For no discernibly timely reason, former President Donald Trump last night erupted against Sen. Bill Cassidy (R-LA), calling him a “total flake” and a “stiff.” Cassidy should return the favor by running for president on the No Labels ticket.
Dr. Cassidy, a gastroenterologist, isn’t a nationally known figure and he doesn’t ooze with charisma, but he is a sensible, thoughtful, impressive senator and repeatedly has proved to be a disciplined campaigner. Cassidy is a solid but not extreme conservative with a lifetime American Conservative Union rating of 80 and a liberal Americans for Democratic Action rating under 10. This philosophical profile makes Cassidy perfectly positioned to attract citizens too rightward to ever consider voting to reelect President Joe Biden and Vice President Kamala Harris but too protective of democracy to be comfortable voting for Trump.

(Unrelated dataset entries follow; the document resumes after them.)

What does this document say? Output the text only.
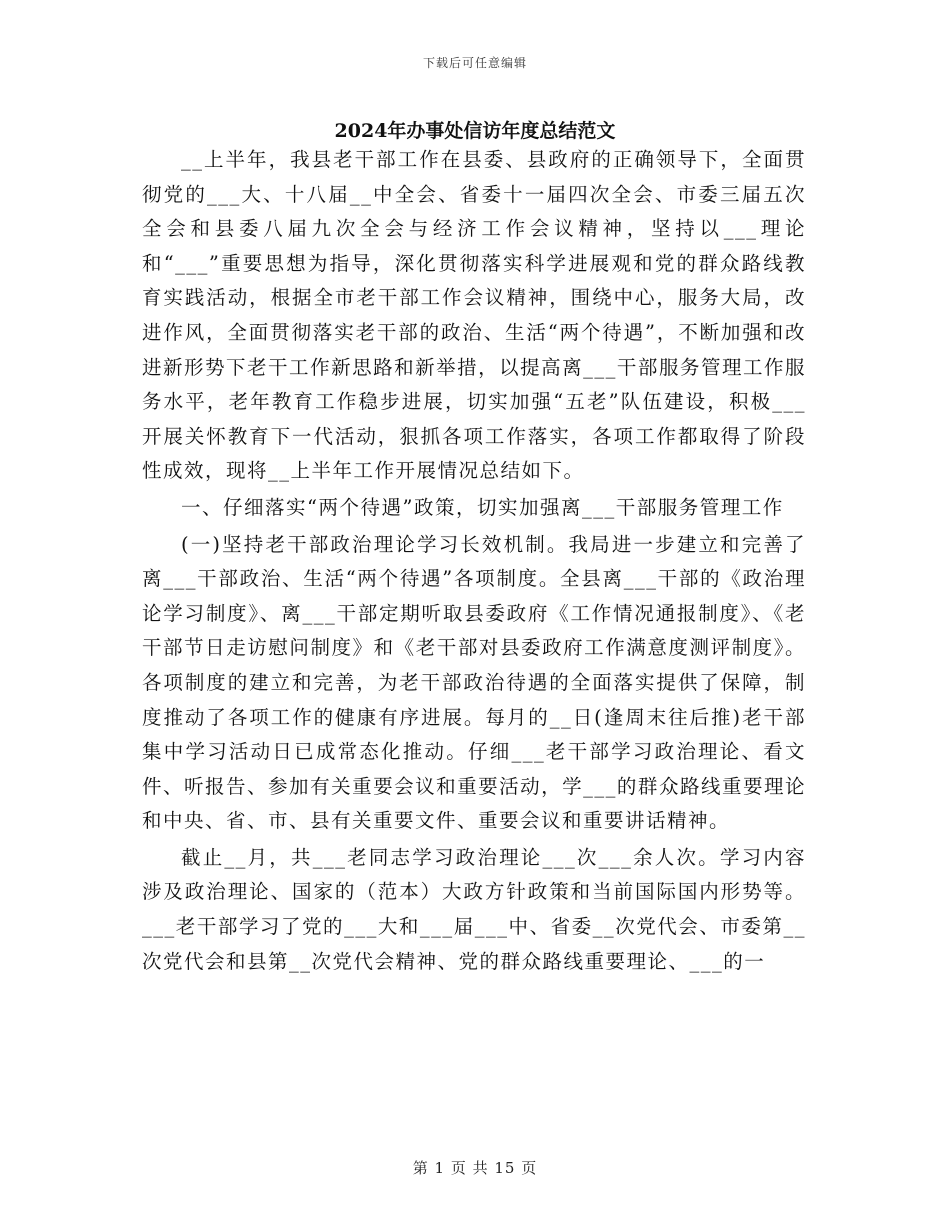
下载后可任意编辑
2024年办事处信访年度总结范文

__上半年，我县老干部工作在县委、县政府的正确领导下，全面贯彻党的___大、十八届__中全会、省委十一届四次全会、市委三届五次全会和县委八届九次全会与经济工作会议精神，坚持以___理论和“___”重要思想为指导，深化贯彻落实科学进展观和党的群众路线教育实践活动，根据全市老干部工作会议精神，围绕中心，服务大局，改进作风，全面贯彻落实老干部的政治、生活“两个待遇”，不断加强和改进新形势下老干工作新思路和新举措，以提高离___干部服务管理工作服务水平，老年教育工作稳步进展，切实加强“五老”队伍建设，积极___开展关怀教育下一代活动，狠抓各项工作落实，各项工作都取得了阶段性成效，现将__上半年工作开展情况总结如下。

一、仔细落实“两个待遇”政策，切实加强离___干部服务管理工作

(一)坚持老干部政治理论学习长效机制。我局进一步建立和完善了离___干部政治、生活“两个待遇”各项制度。全县离___干部的《政治理论学习制度》、离___干部定期听取县委政府《工作情况通报制度》、《老干部节日走访慰问制度》和《老干部对县委政府工作满意度测评制度》。各项制度的建立和完善，为老干部政治待遇的全面落实提供了保障，制度推动了各项工作的健康有序进展。每月的__日(逢周末往后推)老干部集中学习活动日已成常态化推动。仔细___老干部学习政治理论、看文件、听报告、参加有关重要会议和重要活动，学___的群众路线重要理论和中央、省、市、县有关重要文件、重要会议和重要讲话精神。

截止__月，共___老同志学习政治理论___次___余人次。学习内容涉及政治理论、国家的（范本）大政方针政策和当前国际国内形势等。___老干部学习了党的___大和___届___中、省委__次党代会、市委第__次党代会和县第__次党代会精神、党的群众路线重要理论、___的一

第 1 页 共 15 页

As the No Labels group reportedly has been worried that its candidates might pull more votes away from Biden than from Trump, it needs a consistent right-center candidate such as Cassidy to head its ticket. Indeed, No Labels should worry less about having one candidate from each party on its team and instead consider taking both from the nominally Republican side, as long as each candidate is a anti-Trump reformer comfortable with most of the No Labels “Common Sense” policy booklet.
Because conspiracy theorist candidate Robert Kennedy Jr. has chosen to move decisively back to his natural leftward home while calling Biden a “much worse threat to democracy” than Trump is, No Labels should see that its only hope of forging a broadly center counterweight is to recruit a Republican such as Cassidy to bear its standard.
Still, why Cassidy in particular, other than that Trump blasted him and that Cassidy has had the courage and decency to stand against Trumps anti-constitutional transgressions?
First, he has an appealing back story, full of compassion. Right after he got married in 1990, he and his wife, Laura, spent eight weeks in Swaziland in a medical mission hospital. In the Louisiana capital of Baton Rouge a few years later, he co-founded a clinic providing free dental, medical, vision, and mental healthcare to the working uninsured. He also set up a partnership to vaccinate 36,000 children against Hepatitis B at no cost to parents or schools. And after Hurricane Katrina, he led an effort to turn an abandoned K-Mart into an emergency healthcare facility for people left homeless by the storm.
Second, he has an excellent record as a can-do senator, working as the ranking member of the Health, Education, Labor, and Pensions Committee and improve the U.S. mental health system. He regularly works “across the aisle” to push innovative, center-right solutions, including a plan to save Social Security that melds Republican free market principles with an idea first floated by Democratic President Bill Clinton a quarter-century ago.
Give him a chance and his earnestness and intelligence will begin attracting voters from a broad spectrum of the American electorate, including from those somewhat left of center but appalled by the Democratic Party’s leftward lurch.
CLICK HERE TO READ MORE FROM THE WASHINGTON EXAMINER
No matter what conventional wisdom says, there remains a winnable path for No Labels if the group doesn’t give up hope. Two-thirds of the public says there are open to a candidate other than Trump or Biden, and well over 40% of voters consider themselves “independents,” far exceeding the percentages who self-identify as Democrat or Republican. Disgust with both Biden and Trump is high, and a second Biden-Harris term would be a nightmare scenario.
No Labels and Cassidy should roll the dice. The American political system is sick, but this doctor just might cure it.